To begin this process, remove the plant from its pot and remove any soil surrounding its root ball. Rinse off any dirt or debris that is stuck to the roots with warm water and inspect for any roots growing into the drainage holes of the pot (if there are any). If you find any, gently pull them out using a pair of tweezers so that they do not continue to damage the rest of your snake plant’s roots once they’ve begun to grow into those openings.

Provide enough sunlight

Make sure to provide enough sunlight for your snake plant. Snake plants thrive on bright light and require about 14 hours of sun per day. If your house is too dark, it’s best to keep them in a south-facing window or near a fluorescent light source.

You can tell if you’re providing enough sunlight by observing the leaves of your snake plant. The leaves will turn yellow if they aren’t getting enough light, but they will also turn brown and fall off when they are exposed to too much direct sunlight.

Proper fertilization

In addition to proper lighting, another important factor for your snake plant is the quality of soil and fertilizer you use. When shopping for a new potting mix, look for one that is made from organic materials such as peat moss or coconut coir. Alternatively, you can create your own mixture using equal parts of sand and composted bark (or add perlite if your potting mix is too heavy).

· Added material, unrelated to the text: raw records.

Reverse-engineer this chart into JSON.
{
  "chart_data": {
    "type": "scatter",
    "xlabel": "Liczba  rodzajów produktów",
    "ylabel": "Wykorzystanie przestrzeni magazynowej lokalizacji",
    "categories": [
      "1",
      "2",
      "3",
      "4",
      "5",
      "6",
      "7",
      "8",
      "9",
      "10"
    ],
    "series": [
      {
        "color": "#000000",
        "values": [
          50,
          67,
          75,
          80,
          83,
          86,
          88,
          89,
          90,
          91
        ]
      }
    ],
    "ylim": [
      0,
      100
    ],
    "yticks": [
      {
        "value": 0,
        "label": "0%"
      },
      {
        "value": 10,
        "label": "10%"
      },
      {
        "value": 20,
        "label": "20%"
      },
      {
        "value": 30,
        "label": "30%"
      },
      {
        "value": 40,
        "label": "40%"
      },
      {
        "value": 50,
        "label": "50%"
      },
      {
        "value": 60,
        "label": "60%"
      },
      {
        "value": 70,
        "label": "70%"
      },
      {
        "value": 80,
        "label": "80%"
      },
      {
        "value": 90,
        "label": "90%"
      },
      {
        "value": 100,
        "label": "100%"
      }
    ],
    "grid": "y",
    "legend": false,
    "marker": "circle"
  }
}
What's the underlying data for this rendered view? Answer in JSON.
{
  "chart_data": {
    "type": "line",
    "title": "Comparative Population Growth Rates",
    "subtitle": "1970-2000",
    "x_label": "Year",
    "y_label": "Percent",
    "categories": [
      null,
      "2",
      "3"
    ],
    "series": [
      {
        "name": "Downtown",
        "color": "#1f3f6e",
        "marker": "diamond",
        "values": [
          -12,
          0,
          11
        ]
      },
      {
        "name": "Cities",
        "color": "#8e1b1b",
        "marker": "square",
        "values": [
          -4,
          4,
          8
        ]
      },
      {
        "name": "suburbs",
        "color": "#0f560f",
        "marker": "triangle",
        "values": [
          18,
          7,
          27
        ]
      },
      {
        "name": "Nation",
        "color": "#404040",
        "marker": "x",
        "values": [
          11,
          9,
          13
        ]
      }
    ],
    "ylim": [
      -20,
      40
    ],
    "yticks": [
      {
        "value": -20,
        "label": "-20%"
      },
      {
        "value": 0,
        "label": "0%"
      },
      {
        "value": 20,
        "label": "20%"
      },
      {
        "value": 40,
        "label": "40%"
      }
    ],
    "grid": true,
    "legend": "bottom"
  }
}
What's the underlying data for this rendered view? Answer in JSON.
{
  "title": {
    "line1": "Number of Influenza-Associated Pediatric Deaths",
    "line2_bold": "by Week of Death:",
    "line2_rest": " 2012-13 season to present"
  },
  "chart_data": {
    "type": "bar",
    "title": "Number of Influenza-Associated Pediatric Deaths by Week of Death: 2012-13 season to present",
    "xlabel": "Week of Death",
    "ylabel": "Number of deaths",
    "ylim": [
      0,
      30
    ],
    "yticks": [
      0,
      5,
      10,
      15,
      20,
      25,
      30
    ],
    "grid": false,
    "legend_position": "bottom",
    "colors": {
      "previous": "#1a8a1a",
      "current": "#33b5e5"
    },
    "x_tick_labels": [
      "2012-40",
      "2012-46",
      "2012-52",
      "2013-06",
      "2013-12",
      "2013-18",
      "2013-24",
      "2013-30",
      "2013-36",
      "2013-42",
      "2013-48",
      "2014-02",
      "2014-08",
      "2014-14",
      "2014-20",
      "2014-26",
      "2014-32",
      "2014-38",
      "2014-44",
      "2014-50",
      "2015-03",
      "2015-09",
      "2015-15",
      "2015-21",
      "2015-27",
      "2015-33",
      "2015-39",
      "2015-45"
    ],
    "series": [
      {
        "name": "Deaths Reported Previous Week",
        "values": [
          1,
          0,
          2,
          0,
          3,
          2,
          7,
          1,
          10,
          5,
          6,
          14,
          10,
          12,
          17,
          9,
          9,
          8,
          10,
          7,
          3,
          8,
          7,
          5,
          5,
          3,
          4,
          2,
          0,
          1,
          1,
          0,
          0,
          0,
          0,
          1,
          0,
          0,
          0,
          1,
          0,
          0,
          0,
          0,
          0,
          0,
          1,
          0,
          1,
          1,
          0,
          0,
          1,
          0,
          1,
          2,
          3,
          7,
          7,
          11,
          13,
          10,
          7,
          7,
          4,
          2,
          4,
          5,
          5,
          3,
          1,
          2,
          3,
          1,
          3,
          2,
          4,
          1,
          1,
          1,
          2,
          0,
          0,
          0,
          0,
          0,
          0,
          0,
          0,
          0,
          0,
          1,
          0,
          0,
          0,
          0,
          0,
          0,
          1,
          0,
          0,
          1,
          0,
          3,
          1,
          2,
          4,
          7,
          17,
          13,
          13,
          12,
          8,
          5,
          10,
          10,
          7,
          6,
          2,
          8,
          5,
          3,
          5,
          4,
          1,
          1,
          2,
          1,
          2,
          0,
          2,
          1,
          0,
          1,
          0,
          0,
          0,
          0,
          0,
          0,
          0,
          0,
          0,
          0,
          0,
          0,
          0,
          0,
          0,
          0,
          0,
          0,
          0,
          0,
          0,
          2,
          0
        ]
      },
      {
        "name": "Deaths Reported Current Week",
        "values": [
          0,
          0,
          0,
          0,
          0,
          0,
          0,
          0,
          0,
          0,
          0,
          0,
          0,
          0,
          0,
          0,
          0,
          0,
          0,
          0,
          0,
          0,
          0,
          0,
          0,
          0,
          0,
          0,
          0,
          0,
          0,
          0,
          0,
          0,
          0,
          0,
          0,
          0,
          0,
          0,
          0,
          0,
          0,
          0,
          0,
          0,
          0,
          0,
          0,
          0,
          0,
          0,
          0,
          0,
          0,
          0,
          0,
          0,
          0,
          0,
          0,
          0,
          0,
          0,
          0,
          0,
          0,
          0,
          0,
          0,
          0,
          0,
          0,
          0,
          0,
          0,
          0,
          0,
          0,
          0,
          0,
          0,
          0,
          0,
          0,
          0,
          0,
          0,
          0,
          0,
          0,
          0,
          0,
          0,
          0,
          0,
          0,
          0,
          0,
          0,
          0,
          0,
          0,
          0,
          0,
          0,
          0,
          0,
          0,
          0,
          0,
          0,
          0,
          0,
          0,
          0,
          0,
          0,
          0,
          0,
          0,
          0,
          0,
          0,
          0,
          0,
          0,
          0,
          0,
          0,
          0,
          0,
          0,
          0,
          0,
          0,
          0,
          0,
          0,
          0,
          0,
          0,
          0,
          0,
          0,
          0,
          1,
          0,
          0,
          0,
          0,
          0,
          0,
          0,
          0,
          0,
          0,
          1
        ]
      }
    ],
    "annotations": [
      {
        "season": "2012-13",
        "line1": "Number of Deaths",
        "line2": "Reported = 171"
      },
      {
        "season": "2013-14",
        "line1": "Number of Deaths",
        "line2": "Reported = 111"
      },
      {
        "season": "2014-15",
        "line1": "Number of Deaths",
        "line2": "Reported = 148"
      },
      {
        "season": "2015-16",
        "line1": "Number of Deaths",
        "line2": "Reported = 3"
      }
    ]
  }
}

The type of fertilizer used on snake plants is also important: make sure it contains all the essential nutrients needed by plants including nitrogen (N), phosphorus (P), potassium (K), calcium (Ca), and magnesium (Mg). Most balanced fertilizers have these elements already mixed together in just the right quantities but if yours doesn’t then add them separately according to package instructions into each watering cycle.

Give anti-fungal

If you’ve got yellowing leaves on your snake plant, there are several things you can do to reverse the process. You could try using an anti-fungal spray, powder, or drench. Anti-fungal root dips are another option for treating a snake plant that’s experiencing this issue.

Control pests

  • If you have a pest problem, you can use pesticides to kill them. However, this is not recommended because it will also kill the good insects that keep your snake plant healthy and free of pests.
  • Natural remedies. There are many natural remedies you can use to control pests on your snake plant:
  • Soap water spray – Spray the leaves and stems with a mixture of two tablespoons of dish soap in one gallon of water once every three months (do not apply when temperatures are below 50 degrees F).
  • Neem oil – Mix one teaspoon of neem oil into one-quart water and spray over the entire plant once per week until symptoms disappear; repeat as needed throughout the growing season (if using undiluted neem oil, follow label instructions).
  • Vinegar spray – Mix 1 part white vinegar to 3 parts water (do not use undiluted) and apply directly onto pests; repeat as needed throughout the growing season (if using undiluted vinegar, follow label instructions).

Conclusion

If you take good care of your snake plant, you’ll be able to keep it healthy and beautiful. The key is to pay attention to its needs and give it the right amount of light, water, and fertilizer. If your plant turns yellow and starts losing leaves, there may be something wrong with the environment around it. So check out this article for tips on how to fix that.